I didn't read carefully before answering before- I was thinking BP meds. You don't have time to mess around getting parameter orders so you need to use nursing judgement. I give the first SLN if they are above 100 and then get on the phone while waiting 5 min between doses. Get the md to the floor and let them make the decision for the next one if the SBP is dropping.

  • Author

Pt's BP was about 110/78 but she bottomed out after 1 SLN. Trendelenburg and NS bolus got her BP back up, but afterwards I questioned my judgement for giving it to her at all and wanted to learn from it and prevent this in the future

Pt's BP was about 110/78 but she bottomed out after 1 SLN. Trendelenburg and NS bolus got her BP back up, but afterwards I questioned my judgement for giving it to her at all and wanted to learn from it and prevent this in the future

I wouldn't hesitate to give SLN at 110. (We don't have a written policy with parameters for SLN- just nursing judgement and "if the BP tolerates it.") I would probably not do Trendelenburg, though. I don't believe it is considered best practice anymore. Was the pt symptomatic?

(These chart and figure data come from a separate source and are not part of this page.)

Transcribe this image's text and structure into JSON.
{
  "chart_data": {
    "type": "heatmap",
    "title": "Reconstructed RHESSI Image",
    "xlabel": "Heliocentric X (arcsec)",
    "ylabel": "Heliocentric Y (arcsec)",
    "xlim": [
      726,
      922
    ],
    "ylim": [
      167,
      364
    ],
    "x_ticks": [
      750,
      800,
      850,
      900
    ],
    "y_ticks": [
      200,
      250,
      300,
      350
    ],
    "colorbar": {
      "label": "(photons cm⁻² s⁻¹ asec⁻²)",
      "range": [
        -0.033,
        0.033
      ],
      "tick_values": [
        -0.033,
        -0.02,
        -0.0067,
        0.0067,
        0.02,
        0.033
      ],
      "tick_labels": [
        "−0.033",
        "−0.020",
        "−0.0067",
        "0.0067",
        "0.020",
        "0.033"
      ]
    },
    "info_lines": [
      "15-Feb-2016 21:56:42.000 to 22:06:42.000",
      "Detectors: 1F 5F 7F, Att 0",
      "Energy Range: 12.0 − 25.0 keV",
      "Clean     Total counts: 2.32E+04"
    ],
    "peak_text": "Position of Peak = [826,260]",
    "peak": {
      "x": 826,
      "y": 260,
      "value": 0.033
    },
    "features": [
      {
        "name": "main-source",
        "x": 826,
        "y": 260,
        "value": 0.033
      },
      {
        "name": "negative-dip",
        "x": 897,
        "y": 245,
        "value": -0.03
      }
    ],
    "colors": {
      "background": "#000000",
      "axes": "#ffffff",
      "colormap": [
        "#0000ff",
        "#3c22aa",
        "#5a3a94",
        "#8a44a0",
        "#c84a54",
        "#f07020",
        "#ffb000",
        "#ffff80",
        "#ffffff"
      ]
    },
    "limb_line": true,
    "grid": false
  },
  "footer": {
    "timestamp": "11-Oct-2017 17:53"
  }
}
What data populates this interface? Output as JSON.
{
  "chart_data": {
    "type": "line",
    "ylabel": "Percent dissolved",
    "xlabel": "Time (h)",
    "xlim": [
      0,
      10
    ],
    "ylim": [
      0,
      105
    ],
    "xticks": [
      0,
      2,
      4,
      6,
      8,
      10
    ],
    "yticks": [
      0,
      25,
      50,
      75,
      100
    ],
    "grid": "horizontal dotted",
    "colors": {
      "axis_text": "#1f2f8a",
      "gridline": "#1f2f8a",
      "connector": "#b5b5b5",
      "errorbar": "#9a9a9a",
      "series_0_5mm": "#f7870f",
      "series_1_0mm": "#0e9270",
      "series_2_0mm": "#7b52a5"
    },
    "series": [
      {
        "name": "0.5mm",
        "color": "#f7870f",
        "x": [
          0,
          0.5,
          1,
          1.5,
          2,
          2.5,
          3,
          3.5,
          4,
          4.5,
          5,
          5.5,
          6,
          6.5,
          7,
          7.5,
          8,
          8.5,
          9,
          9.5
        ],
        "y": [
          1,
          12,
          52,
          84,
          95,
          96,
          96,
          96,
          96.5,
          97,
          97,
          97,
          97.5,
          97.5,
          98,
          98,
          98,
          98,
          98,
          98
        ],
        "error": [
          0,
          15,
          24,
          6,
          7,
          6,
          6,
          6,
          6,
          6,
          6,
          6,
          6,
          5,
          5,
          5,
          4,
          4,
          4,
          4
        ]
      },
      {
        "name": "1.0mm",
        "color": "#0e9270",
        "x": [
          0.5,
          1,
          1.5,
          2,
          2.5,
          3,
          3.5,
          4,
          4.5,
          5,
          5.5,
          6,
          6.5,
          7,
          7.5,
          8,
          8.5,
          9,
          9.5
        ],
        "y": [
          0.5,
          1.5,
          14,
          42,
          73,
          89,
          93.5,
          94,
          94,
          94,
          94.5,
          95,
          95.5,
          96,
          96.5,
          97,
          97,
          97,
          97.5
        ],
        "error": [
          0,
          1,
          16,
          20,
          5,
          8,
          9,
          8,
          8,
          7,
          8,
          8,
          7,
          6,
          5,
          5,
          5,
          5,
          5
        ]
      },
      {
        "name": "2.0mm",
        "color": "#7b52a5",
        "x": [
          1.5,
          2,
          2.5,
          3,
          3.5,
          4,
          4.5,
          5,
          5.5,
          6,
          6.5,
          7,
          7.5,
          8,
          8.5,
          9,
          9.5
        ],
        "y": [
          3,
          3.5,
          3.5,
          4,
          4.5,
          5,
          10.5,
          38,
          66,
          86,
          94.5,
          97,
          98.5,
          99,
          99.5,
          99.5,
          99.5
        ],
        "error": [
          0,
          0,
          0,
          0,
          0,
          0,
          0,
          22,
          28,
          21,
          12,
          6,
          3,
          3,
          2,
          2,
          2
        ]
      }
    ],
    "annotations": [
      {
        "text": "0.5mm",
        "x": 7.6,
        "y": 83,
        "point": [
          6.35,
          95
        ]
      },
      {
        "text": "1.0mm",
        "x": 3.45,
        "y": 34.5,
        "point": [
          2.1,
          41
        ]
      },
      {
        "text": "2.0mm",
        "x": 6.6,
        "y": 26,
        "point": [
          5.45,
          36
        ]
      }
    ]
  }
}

In any case, you can't always prevent the BP dropping- you never know how a pt is going to respond to meds they haven't gotten before. Some people drop like a rock after 1 SLN, some only a little. I stay in close contact with the doc if I have doubts. Get the O2 going, get the EKG done, get meds and a bolus ready, and get the backup you need if things start going wrong. If the pt is having new CP, a doc should be examining them anyway.

I've only been a cardiac nurse for a year, so I'd like to hear what more experienced nurses have to say.